Johnson County officials like the idea, but won't commit money to U.S. 70 coalition
By Andrew Bell
Published in News on April 27, 2007 1:45 PM
Johnston County has said it will not be part of a coalition designed to have a say in the future of the U.S. 70 Corridor.
When the U.S. 70 Corridor Commission began working to get the highway higher on the state's funding priorities, members agreed that local governments along the four-lane needed "one vision, one voice," to be successful.
But in the year since the commission formed, one voice has been absent from the meetings and decision-making process -- Johnston County's.
Wayne County Manager Lee Smith, who helped spearhead the formation of the group, said he hopes Johnston leaders will eventually see the benefits of their county becoming a member.
"We've never been given an official position, and I'm puzzled by it. We think they have just as much to gain from it. Even though they have a lot of momentum with the Clayton bypass, they still have a lot of highway with access issues," Smith said.
Smith is nearing the completion of an analysis of the group's work over the past year and its plans for the next year. Some of the accomplishments include creating a Web site, developing an access management study and developing a coordinated strategy with the state Department of Transportation. Next year, commission members are looking to create a corridor master plan and to continue access management projects, such as the directional crossover built at U.S. 70 East and Beston Road.
After seeing the results of the first year's work, Smith said he hopes Johnston officials will see why they should join the commission's efforts.
But Johnston officials have indicated no desire to do so. Not that they aren't interested in seeing the commission succeed, but they don't see how their county will benefit from being a part of the commission.
"The board chose not to be a paying partner," Johnston County Manager Rick Hester said. "It's not negative or adversarial. We just have funds tied up in other organizations."
Last year, Wayne, Lenoir, Craven and Carteret counties each contributed at least $20,000 to help pay for a consultant to lead the project. The cities of Goldsboro and Kinston, along with the Eastern Region development organization, also pledged their financial support. All will be asked for more money as the project enters its second year.
Hester said he understands the need for the U.S. 70 Commission, but Johnston is heavily involved, physically and monetarily, in the local rural transportation planning organization, the Capital Area Metropolitan Organization and its own challenges with U.S. 70.

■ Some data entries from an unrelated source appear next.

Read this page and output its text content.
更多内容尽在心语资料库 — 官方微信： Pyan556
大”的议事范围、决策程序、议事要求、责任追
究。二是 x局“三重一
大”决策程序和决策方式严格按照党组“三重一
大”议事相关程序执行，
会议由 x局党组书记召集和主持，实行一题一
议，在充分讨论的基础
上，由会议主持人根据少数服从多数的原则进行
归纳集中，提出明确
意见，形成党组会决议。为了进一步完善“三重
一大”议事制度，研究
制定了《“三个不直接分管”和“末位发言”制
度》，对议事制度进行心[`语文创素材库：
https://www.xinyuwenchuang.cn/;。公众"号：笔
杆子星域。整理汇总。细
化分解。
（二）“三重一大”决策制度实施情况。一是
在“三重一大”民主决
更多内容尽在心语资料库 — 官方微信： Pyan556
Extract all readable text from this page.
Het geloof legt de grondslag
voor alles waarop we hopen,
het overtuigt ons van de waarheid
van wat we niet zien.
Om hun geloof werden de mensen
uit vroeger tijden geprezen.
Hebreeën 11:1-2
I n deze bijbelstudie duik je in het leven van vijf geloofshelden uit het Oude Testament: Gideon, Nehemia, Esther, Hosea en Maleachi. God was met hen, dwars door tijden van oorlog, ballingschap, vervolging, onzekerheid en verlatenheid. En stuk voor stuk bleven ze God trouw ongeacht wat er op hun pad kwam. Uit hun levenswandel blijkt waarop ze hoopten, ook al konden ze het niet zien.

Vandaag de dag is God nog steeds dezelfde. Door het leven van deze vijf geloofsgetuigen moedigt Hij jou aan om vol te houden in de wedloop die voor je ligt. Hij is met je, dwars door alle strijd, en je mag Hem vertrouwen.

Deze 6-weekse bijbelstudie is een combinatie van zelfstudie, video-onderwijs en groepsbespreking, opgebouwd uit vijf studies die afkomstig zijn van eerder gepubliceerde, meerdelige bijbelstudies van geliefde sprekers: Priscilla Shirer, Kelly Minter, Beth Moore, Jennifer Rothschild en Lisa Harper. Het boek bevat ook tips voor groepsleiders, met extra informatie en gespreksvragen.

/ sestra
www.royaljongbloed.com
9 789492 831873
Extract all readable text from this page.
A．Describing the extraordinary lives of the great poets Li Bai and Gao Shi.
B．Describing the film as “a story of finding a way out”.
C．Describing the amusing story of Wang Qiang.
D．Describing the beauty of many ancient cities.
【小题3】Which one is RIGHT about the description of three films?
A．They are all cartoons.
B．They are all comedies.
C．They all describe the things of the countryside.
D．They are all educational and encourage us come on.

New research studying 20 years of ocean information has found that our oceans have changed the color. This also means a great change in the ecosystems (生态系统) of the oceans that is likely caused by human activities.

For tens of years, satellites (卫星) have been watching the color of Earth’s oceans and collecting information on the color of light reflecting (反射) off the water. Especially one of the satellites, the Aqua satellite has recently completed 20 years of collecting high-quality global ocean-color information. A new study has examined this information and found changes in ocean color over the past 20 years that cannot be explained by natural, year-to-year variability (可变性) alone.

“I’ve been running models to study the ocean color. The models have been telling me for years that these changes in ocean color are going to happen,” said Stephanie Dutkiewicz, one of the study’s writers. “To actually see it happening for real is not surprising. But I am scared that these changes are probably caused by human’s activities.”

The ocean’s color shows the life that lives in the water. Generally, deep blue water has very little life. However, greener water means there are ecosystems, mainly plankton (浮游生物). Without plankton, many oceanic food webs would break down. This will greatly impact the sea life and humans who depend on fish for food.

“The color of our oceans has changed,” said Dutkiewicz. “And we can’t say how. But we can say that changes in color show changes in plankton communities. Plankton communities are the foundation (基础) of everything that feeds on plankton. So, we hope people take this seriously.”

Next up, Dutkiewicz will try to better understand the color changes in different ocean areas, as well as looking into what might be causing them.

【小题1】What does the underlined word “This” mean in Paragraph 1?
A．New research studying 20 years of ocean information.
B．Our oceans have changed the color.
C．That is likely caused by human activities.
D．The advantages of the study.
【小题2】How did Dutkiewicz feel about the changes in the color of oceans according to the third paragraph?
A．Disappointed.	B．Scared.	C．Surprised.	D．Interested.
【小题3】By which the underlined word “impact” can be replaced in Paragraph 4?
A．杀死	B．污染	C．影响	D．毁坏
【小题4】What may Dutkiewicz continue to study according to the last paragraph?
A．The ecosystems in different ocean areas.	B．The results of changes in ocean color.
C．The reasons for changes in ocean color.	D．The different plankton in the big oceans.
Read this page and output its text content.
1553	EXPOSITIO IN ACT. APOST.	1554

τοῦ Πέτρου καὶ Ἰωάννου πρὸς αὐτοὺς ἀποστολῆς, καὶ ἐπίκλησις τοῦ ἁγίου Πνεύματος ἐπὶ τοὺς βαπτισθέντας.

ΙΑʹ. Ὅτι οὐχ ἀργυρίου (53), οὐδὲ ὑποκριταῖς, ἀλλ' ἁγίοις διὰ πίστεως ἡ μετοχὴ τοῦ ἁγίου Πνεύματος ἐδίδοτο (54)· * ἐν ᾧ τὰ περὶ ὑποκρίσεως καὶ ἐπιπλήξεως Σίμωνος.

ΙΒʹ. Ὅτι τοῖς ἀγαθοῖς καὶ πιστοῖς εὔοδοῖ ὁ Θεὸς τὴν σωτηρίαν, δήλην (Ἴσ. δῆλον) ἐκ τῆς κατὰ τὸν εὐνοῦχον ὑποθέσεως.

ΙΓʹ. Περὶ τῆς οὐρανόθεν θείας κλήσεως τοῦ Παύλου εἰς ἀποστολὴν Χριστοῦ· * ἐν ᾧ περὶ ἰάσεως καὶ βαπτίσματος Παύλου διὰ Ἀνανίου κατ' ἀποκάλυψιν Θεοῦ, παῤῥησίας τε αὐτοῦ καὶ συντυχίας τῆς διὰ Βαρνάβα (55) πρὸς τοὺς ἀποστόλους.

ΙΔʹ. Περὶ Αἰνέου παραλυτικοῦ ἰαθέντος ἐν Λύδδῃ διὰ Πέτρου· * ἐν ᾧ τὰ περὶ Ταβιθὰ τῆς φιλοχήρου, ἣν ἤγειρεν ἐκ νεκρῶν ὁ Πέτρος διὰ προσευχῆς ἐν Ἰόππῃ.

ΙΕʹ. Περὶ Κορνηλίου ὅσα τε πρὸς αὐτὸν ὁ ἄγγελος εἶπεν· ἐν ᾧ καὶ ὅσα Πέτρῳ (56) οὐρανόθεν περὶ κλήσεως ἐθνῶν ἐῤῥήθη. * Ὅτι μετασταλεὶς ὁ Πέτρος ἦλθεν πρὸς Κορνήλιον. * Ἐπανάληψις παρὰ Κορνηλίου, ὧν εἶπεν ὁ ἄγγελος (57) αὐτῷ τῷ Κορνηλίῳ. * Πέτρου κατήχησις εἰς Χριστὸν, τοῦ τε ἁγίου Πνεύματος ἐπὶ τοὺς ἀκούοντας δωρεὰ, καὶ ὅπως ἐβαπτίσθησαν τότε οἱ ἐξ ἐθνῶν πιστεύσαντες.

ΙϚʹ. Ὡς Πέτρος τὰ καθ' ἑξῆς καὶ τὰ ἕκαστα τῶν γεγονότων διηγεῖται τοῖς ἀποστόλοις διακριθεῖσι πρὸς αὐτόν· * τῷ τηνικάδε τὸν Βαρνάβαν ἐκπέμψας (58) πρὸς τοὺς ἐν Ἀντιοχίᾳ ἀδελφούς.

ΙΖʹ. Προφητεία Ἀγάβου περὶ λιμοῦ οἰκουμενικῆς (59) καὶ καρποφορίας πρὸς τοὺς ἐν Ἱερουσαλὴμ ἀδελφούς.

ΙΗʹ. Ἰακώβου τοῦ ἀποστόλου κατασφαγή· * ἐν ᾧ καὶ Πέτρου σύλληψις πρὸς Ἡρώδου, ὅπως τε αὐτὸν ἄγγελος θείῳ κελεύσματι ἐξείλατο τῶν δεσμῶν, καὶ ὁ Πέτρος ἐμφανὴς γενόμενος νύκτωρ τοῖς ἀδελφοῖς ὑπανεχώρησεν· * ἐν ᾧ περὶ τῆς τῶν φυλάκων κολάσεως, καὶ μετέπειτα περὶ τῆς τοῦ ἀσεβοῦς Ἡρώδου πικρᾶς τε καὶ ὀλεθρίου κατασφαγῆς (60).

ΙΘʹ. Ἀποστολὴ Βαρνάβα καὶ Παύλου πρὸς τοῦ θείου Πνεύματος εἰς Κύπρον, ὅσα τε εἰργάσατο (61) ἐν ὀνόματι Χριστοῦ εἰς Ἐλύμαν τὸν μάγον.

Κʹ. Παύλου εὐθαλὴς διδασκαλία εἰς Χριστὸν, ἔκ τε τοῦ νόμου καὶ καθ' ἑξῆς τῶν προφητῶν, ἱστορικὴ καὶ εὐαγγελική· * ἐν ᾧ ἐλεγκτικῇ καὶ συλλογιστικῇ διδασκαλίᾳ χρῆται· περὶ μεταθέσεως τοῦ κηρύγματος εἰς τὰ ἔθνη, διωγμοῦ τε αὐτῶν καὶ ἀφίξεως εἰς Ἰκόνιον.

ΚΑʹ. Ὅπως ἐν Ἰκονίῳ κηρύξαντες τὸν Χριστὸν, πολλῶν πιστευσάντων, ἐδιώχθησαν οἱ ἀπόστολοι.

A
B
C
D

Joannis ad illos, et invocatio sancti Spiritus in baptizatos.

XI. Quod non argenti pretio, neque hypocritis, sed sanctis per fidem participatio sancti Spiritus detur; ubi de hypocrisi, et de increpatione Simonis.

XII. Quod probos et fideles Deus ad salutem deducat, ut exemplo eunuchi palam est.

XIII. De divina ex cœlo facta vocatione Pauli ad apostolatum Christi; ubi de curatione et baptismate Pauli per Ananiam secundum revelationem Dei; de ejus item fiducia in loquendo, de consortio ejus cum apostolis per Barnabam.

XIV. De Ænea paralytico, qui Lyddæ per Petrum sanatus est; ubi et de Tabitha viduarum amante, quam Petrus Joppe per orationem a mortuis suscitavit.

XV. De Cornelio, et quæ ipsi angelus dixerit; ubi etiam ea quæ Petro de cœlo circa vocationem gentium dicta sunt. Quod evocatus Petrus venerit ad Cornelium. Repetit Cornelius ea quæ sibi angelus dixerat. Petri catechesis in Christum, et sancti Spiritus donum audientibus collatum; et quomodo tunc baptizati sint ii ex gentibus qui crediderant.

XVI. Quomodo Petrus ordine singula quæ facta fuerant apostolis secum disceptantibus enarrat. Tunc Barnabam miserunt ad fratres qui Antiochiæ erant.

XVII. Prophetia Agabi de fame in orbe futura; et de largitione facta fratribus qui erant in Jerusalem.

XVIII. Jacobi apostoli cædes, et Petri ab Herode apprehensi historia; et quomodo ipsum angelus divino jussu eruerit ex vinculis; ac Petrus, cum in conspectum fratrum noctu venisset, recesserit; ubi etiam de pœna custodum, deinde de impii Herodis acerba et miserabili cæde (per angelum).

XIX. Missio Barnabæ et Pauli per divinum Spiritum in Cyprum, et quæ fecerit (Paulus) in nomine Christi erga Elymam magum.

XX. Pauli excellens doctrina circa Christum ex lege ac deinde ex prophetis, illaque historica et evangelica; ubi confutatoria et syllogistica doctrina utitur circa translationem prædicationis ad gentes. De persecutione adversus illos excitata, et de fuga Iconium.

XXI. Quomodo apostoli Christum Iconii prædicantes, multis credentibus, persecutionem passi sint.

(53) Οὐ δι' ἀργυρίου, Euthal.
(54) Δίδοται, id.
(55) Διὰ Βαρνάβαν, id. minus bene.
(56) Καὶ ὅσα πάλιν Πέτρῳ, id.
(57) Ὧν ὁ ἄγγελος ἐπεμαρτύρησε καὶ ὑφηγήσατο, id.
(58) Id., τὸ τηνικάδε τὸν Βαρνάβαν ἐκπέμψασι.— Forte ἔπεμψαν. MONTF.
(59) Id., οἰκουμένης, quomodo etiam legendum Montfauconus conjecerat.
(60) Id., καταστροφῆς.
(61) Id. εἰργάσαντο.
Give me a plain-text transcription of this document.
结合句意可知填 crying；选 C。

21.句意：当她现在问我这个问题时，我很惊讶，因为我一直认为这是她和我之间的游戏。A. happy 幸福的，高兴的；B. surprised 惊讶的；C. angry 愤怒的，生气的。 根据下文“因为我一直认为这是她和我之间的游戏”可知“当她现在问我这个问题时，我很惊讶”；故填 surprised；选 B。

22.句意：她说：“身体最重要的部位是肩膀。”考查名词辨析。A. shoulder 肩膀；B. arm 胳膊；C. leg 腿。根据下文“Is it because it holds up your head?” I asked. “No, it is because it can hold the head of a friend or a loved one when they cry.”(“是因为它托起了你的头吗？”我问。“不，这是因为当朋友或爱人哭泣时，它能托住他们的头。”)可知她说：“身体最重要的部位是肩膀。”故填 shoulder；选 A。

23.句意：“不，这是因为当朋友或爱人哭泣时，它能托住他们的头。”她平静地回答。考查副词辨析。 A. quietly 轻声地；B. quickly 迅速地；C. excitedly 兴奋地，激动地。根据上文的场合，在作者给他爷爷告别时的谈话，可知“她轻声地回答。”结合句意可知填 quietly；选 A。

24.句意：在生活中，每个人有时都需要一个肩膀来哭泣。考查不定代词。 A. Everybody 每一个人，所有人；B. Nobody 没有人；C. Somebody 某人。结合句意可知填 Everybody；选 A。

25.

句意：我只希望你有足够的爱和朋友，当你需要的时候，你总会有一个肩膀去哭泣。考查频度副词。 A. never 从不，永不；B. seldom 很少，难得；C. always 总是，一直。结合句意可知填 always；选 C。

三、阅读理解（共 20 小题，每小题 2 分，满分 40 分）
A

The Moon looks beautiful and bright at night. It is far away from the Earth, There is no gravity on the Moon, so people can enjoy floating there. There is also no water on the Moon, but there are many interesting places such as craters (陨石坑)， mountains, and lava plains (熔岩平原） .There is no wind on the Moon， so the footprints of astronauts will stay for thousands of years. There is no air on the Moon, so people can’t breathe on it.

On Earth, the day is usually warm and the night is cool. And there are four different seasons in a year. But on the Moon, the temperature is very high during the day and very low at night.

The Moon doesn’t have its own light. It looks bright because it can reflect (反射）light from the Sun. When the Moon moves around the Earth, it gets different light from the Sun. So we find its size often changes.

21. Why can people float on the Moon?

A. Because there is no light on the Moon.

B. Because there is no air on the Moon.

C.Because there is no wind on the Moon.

One of those challenges is the completion of the Clayton bypass, Johnston Commission Chairman Cookie Pope said. But each passing day marks more progress for the project.
Wendi Johnson, NCDOT division construction engineer, said the Clayton bypass's original schedule called for the project to be 30 percent complete by this stage, but thanks to fair weather and skilled crews, she said it is 65 percent complete.
That success makes the U.S. 70 Corridor Commission less of a priority, Mrs. Pope said.
"Speaking for myself, I'm satisfied with the new 70 bypass. At some point in time, we may join, but we've had a good working relationship with DOT and we're happy with what we've got," she said.
But Smith said he believes the work being done by the commission could be part of the reason progress is being made in Johnston. With a majority of the entities along the corridor supporting the same cause, commission members have said they believe state transportation officials are seeing that supporting U.S. 70 is a worthwhile effort.
And although Johnston hasn't put local dollars into the project, Hester said the county does support the commission's efforts.
"Just because we're not involved doesn't mean we don't think it's important," he said.